January 17, 2010
“Whether it’s called design thinking, lateral thinking, right-brain thinking, systems thinking, integrative thinking, futures thinking, or my own term of ‘metathinking,’ from my perspective, the concept itself is rooted in a capacity to understand the world and our relationship to it, and within it, in a different way.
Design thinking is a ‘human-centered approach,’ and for me that means truly getting down to the core of what we think it means to be human, of what it ‘should’ look like, and how we want to experience life. When we see the word ‘design,’ we may immediately think of just products made by a snooty designer; items we see displayed at a museum that bear no resemblance to something we’d find in our home, artwork that makes us somehow feel stupid because we don’t understand why it’s so special, or architecture that is said to make “a statement” but feels completely alien in the way it impacts us. That is not the same design that is being proposed by design thinking. …

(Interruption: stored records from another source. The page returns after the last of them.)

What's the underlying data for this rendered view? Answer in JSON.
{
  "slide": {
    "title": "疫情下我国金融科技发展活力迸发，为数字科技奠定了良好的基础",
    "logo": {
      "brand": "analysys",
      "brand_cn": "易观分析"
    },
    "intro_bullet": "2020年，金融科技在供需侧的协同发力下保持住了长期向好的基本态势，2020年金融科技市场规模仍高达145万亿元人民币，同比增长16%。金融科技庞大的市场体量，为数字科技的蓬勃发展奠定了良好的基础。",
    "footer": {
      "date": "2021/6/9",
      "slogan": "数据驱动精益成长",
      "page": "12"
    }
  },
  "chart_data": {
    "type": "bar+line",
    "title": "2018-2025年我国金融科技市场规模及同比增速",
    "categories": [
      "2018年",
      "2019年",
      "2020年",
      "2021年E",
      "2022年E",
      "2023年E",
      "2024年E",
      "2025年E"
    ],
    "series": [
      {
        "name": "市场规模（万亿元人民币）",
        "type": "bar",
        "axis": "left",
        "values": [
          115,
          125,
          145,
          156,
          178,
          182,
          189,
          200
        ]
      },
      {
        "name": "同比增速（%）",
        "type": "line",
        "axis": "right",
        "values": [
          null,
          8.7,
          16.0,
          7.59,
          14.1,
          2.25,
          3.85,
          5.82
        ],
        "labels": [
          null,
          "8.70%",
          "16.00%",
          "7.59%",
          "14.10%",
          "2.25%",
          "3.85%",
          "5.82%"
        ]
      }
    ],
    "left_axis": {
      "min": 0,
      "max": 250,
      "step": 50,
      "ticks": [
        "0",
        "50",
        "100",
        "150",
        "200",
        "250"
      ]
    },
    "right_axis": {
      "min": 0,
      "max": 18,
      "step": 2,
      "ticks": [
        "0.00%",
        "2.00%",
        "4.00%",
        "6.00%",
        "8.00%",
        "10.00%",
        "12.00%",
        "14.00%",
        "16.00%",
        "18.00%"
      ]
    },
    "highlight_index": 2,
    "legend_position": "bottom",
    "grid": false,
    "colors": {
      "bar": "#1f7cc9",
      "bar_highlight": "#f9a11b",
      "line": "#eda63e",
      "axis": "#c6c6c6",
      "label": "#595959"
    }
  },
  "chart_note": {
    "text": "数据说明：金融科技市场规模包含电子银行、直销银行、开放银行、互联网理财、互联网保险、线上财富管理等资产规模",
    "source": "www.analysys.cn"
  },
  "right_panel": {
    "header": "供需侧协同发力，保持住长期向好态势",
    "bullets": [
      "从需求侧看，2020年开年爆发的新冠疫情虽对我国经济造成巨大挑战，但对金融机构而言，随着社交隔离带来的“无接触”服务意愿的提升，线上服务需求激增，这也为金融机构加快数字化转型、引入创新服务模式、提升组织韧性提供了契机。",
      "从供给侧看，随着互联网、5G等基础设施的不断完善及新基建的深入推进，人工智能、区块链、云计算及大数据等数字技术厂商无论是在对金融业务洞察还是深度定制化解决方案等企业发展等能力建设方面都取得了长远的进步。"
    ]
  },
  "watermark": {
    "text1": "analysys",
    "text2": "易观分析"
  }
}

So whether you hope to employ design thinking to restructure the culture of an organization or to innovate a new product or service, it’s important to remember that it’s more than a set of simple tactics that can be implemented overnight. It’s more like a new ecology of mind, that takes time to grow, adapt, and evolve. It still requires an adherence to sound business decision-making, but also a commitment to challenge one’s own beliefs about ‘the way things work,’ and to keep coming back to a human-centered approach by focusing on addressing people’s unspoken and unmet needs.”